Un fantasma distímico recorre las comisarías y las comandancias de este país. La guadaña se pasea petulante y enardecida por el silencio de algunos mandos que callan, pero lo cierto es que, según las estadísticas sindicales, un policía nacional se quita la vida cada 28 días. Suelen volarse la cabeza con su propia arma reglamentaria, un drama mudo que sólo se comenta con rabia entrecortada tras colgar el uniforme al final del servicio, con aceptación taciturna por el compañero que se ha ido.

Supongo que salir de la academia para convivir a diario con la llave al otro mundo pegada a la cadera no es plato de buen gusto. Puede que quizá el afectado tema dar la voz de alarma por miedo a estigmatizarse en el grupo. También imagino que enfrentarte asiduamente a los cinco peores minutos de tu vida al tratar con lo más vil y oscuro del ser humano debe imprimir carácter. No sé, pero el ritmo de pérdidas es incesante, un goteo que tiñe de rojo un cuerpo que merece ser oído, comprendido, acompañado. Qué angustia, qué desesperación no debe soportar una persona para entender en su nublado pesimismo que la única salida es la vía rápida de apretar el gatillo. Qué protocolos no se activan cuando un agente muestra una debilidad y una desidia propias de quien muestra un malestar insano y mortal.

Cuando un policía empieza su jornada se reviste con una armadura de entrega a los demás y servicio al bien común, un escudo aun más impenetrable que el chaleco antibalas, pues sabe que ha sido entrenado y formado para velar por usted y por mí. La verdad, el sometimiento a la ley, la profesionalidad y los escasos medios materiales son su razón de ser, lo que les confiere la autoridad necesaria para salvaguardar el Estado de Derecho en el que deseamos deambular todos. Por eso, cuando me entero de tan desolador panorama suicida, pienso que su debilidad pone en jaque la sensación de seguridad que debe arroparnos. En todos lados cuecen habas, pero es una verdad objetiva que los cuerpos y fuerzas de seguridad del estado en general son dignos de admiración y respeto.
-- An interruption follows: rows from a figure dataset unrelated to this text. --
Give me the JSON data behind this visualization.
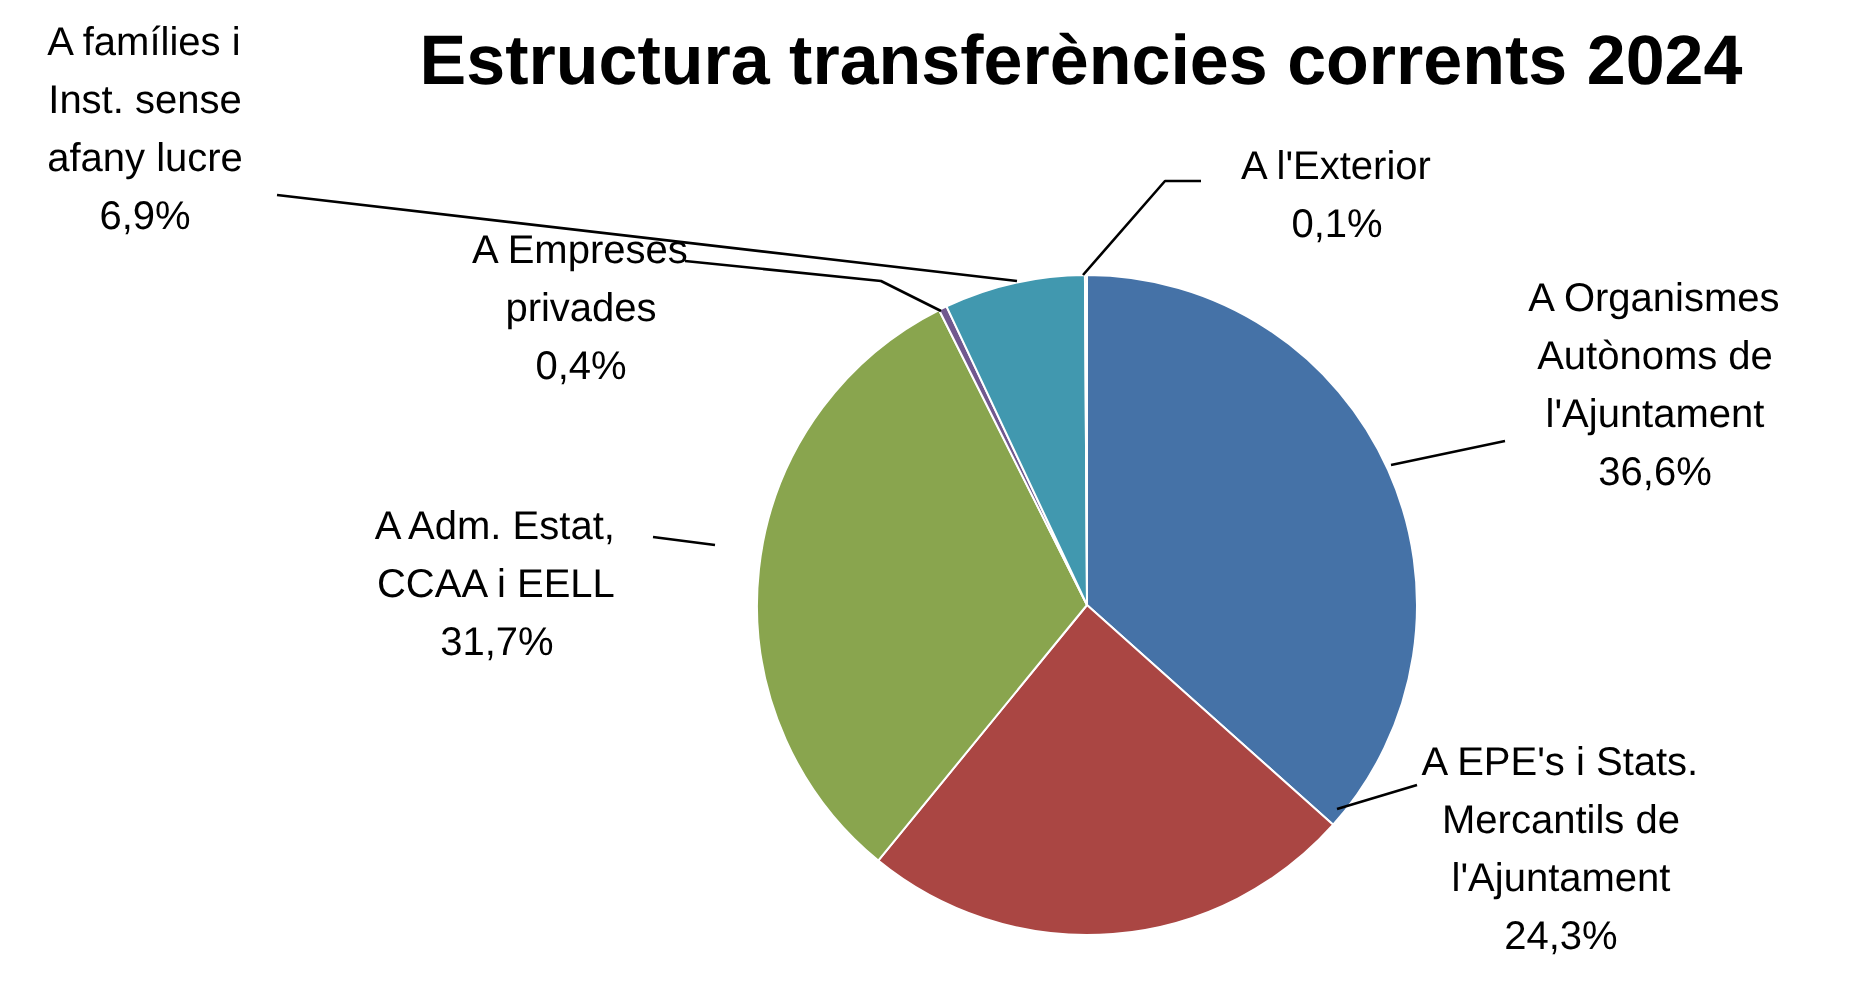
{
  "chart_data": {
    "type": "pie",
    "title": "Estructura transferències corrents 2024",
    "categories": [
      "A Organismes\nAutònoms de\nl'Ajuntament",
      "A EPE's i Stats.\nMercantils de\nl'Ajuntament",
      "A Adm. Estat,\nCCAA i EELL",
      "A Empreses\nprivades",
      "A famílies i\nInst. sense\nafany lucre",
      "A l'Exterior"
    ],
    "values": [
      36.6,
      24.3,
      31.7,
      0.4,
      6.9,
      0.1
    ],
    "colors": [
      "#4572a7",
      "#aa4643",
      "#89a54e",
      "#71588f",
      "#4198af",
      "#db843d"
    ],
    "value_labels": [
      "36,6%",
      "24,3%",
      "31,7%",
      "0,4%",
      "6,9%",
      "0,1%"
    ]
  }
}
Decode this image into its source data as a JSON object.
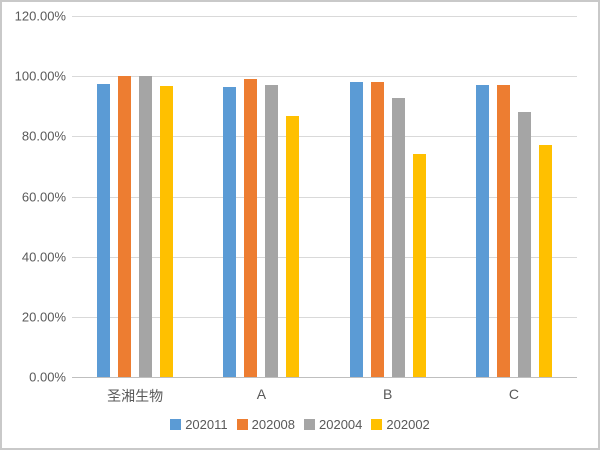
{
  "chart_data": {
    "type": "bar",
    "title": "",
    "xlabel": "",
    "ylabel": "",
    "categories": [
      "圣湘生物",
      "A",
      "B",
      "C"
    ],
    "series": [
      {
        "name": "202011",
        "color": "#5B9BD5",
        "values": [
          97.3,
          96.3,
          98.0,
          97.0
        ]
      },
      {
        "name": "202008",
        "color": "#ED7D31",
        "values": [
          100.0,
          99.0,
          98.0,
          97.0
        ]
      },
      {
        "name": "202004",
        "color": "#A5A5A5",
        "values": [
          100.0,
          97.2,
          92.9,
          88.2
        ]
      },
      {
        "name": "202002",
        "color": "#FFC000",
        "values": [
          96.7,
          86.6,
          74.2,
          77.0
        ]
      }
    ],
    "ylim": [
      0,
      120
    ],
    "yticks": [
      {
        "label": "0.00%",
        "value": 0
      },
      {
        "label": "20.00%",
        "value": 20
      },
      {
        "label": "40.00%",
        "value": 40
      },
      {
        "label": "60.00%",
        "value": 60
      },
      {
        "label": "80.00%",
        "value": 80
      },
      {
        "label": "100.00%",
        "value": 100
      },
      {
        "label": "120.00%",
        "value": 120
      }
    ],
    "grid": true,
    "legend_position": "bottom"
  },
  "colors": {
    "background": "#FFFFFF",
    "frame_border": "#C9C9C9",
    "gridline": "#D9D9D9",
    "axis_line": "#BFBFBF",
    "text": "#595959"
  }
}
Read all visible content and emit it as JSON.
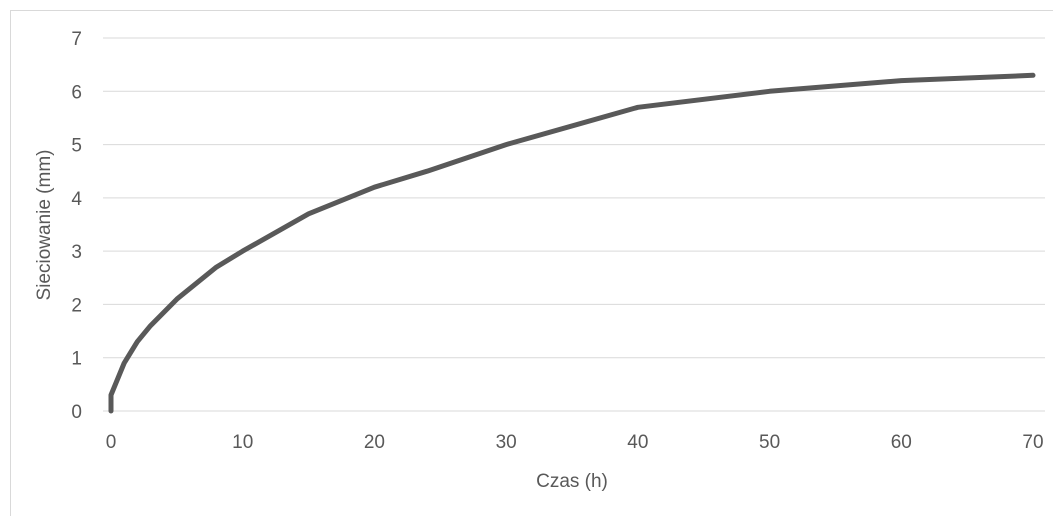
{
  "chart_data": {
    "type": "line",
    "title": "",
    "xlabel": "Czas (h)",
    "ylabel": "Sieciowanie (mm)",
    "xlim": [
      0,
      70
    ],
    "ylim": [
      0,
      7
    ],
    "x_ticks": [
      0,
      10,
      20,
      30,
      40,
      50,
      60,
      70
    ],
    "y_ticks": [
      0,
      1,
      2,
      3,
      4,
      5,
      6,
      7
    ],
    "grid": "horizontal",
    "legend": "none",
    "series": [
      {
        "color": "#595959",
        "x": [
          0,
          0,
          1,
          2,
          3,
          5,
          6,
          8,
          10,
          15,
          20,
          24,
          30,
          40,
          50,
          60,
          70
        ],
        "y": [
          0,
          0.3,
          0.9,
          1.3,
          1.6,
          2.1,
          2.3,
          2.7,
          3.0,
          3.7,
          4.2,
          4.5,
          5.0,
          5.7,
          6.0,
          6.2,
          6.3
        ]
      }
    ]
  }
}
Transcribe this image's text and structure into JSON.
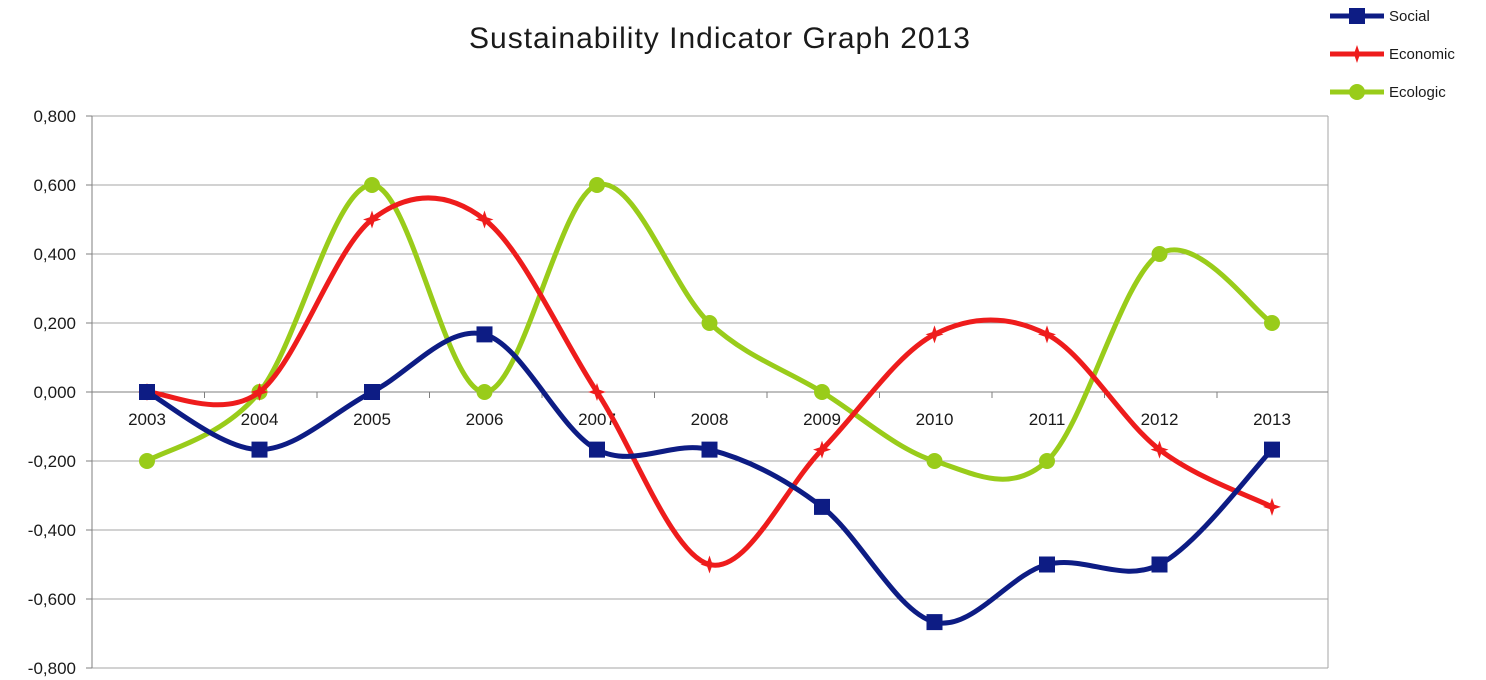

Algún malnacido pensará que alguien no toma esa fatal decisión de un día para otro, y que por tanto cabe preguntarse cuántos atestados o actuaciones irregulares habrá llevado a cabo ese policía mermado antes de su tempranero último día, pero eso no son más que provocadoras fabulaciones de alguien tan rastrero que busca el beneficio propio en la desgracia ajena. Por suerte el sistema tiende a regularse con las garantías necesarias para que esas grietas no ocurran, de ahí, por ejemplo, que existan instructores y secretarios, o que actúen, como mínimo, en parejas.

Siempre he pensado que, en el improbable y remoto caso de haber sido yo Ministro del Interior, Dios les libre, le subiría el sueldo a todos aquellos que dedican su vida a proteger la nuestra: como mínimo a policías, guardias civiles, bomberos, médicos y militares. Y de igual modo endurecería sin reparo las penas para los que perteneciendo a esas profesiones abusaren de su condición o sirvieran a cualquier fin espurio y ajeno a sus funciones, porque ellos, y sólo ellos, tienen la capacidad de demostrar que hay un orden, un sistema cuyo objetivo es salvar nuestros días, lo que conlleva una obligación y una responsabilidad que no permite mancha alguna.

Historias como la de Pablo Ráez, que peleó hasta la muerte por arrebatar a la Parca su último aliento en la lucha contra la leucemia, hacen más difícil comprender según qué actos. Por eso, mantener a esos policías y guardias civiles a salvo de tentaciones y debilidades es función de todos, pues les hemos cedido un poder inmenso, uno tan grande que quiero pensar que el a veces insoportable, desagradecido y solitario peso del honorable cumplimiento del deber es el motivo por el que algunos se abandonan a la honda tristeza y nos abandonan antes de tiempo.

Estas letras son sólo un humilde susurro de apoyo con el que hoy me pregunto dónde están aquellos que, por su mando y condición, optan por el aberrante mutismo y desvían la mirada en vez de cuidar a los ángeles que nos guardan. Es de justicia que los protegidos nos preocupemos por el bienestar y la entereza de nuestros ángeles custodios. Se lo debemos, es lo mínimo.